強引に飲み干した牛乳の大半は口の中へは入れずに顎を伝って床に落ちて行き、


私の足元には白い水溜りが出来ている。


喪服に付いた独特の臭いが鼻を突く。なんだかとても気持ちが悪くて、同時に


精神がまともに保てなくなってきた気がする。



例えるなら、そう・・・。



私の足元に出来た白い水溜り。



これは牛乳ではなくて、妹を殺した犯人の男の○○○○だとか思えちゃったりしちゃって。



「うぐぇっっ・・・!!!」


吐き気を催したのでその場で胃の内容物を一気に吐き出す。


「かはっ・・・はっ・・・はぁっ・・・」


吐き出しながら私は泣いていた。


苦しさと悲しさが交互に来たから。

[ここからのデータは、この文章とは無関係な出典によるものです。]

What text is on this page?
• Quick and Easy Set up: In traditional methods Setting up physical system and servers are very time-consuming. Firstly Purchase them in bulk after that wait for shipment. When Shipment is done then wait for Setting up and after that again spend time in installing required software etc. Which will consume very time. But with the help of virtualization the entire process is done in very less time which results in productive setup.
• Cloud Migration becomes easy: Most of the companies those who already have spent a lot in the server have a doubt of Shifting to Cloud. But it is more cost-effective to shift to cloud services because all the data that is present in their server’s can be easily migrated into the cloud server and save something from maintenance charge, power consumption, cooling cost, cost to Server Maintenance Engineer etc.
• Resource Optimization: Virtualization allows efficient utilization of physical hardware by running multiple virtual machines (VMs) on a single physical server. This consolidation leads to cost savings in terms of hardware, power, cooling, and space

なので、そのまま床へ倒れ込む。


真横に嘔吐物と牛乳の混合物が存在しているため、更に吐き気を催したので


身体を横にして2度目の嘔吐。


しかし嘔吐の連続で台所全体に異臭が立ち込めてきたため、耐え切れず


3度目の嘔吐をその場でしてから風呂場へ向かって走り出す。


走りながら私は自分が出した劇物を後に処理するであろう我が家の使用人たちの


姿を思い描き、大変申し訳なくなり脳内で土下座をしておいた。


風呂場に付くと衣服を着たままお湯の張られた大理石の浴槽へダイブ。


浴槽から溢れ出るお湯と共に流れ出す玩具。


三十秒ほど湯船の中へ潜っていたが息が苦しくなってきたので堪らず顔を上げてみると


視界に入ってきたのは排水溝のところであの子がよくお風呂で泳がせていた玩具・


泳げ瑠太郎が穴に入れず寂しそうに一人放置されている姿。


それが殺された妹の姿と重なって見えた私は再び湯船の中に身体を沈めた。



願わくば、私もこのまま公路のところへ・・・。